Vario's eyes went wide. "Three weeks?! But… that's… that's—"

"Non-negotiable," Bella interrupted. "It's a lesson in responsibility."

Nyx, barely containing her laughter, raised her camera. "Oh, this is perfect! Perfect content! Everyone will witness Vario's shameful journey."

Vario sighed dramatically and reluctantly donned the apron. The moment it was tied around his neck, the monkey squeaked in delight, as if approving the punishment.

The first day was… rough. Every customer who walked in did a double take at the glaring letters on Vario's apron. Children laughed, some took photos, and even Mario snickered from the snack aisle.

Vario tried to maintain dignity, but it was nearly impossible. He knocked over a stack of chips while bending down to pick something up. Nyx filmed every second, narrating dramatically: "Behold… the once-mighty Vario, humbled by the Apron of Shame!"

Bella smirked, satisfied. "Three weeks. Every shift. No excuses."

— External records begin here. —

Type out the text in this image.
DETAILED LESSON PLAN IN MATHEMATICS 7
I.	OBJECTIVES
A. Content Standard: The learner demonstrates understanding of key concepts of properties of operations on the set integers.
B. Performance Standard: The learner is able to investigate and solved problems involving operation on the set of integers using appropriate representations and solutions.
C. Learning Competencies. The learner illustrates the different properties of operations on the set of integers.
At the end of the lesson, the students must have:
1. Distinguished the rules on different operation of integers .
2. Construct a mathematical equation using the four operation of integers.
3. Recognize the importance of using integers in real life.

The following days were equally humiliating. Vario attempted to hide behind shelves, but the apron's bright letters gave him away every time. Customers occasionally asked about the story, and Bella would retell the incidents with theatrical flair, leaving Vario groaning.

Even the monkey seemed to relish the sight of him. It would perch on Vario's shoulder, squeaking at the apron as if mocking him.

By the end of the first week, Vario had mastered the art of subtle humiliation. He moved carefully, tried to avoid mishaps, and even apologized preemptively when near snacks or dangerous corners.

Bella watched proudly. "See? Responsibility can be fun—if it involves public embarrassment."

Nyx, already editing the footage, whispered, "This is going to go viral. Three weeks of chaos content starring Vario."

Vario, sighing but secretly a little wiser, muttered under his breath: "I'll survive… somehow…"

And so, for three long, embarrassing weeks, Vario became the walking symbol of chaos punishment, with every customer, staff member, and even the monkey witnessing his hilarious journey of humility.

By the time the apron finally came off, Vario had learned—at least a little—what it meant to be slightly less reckless. But knowing him, chaos would find its way back soon enough.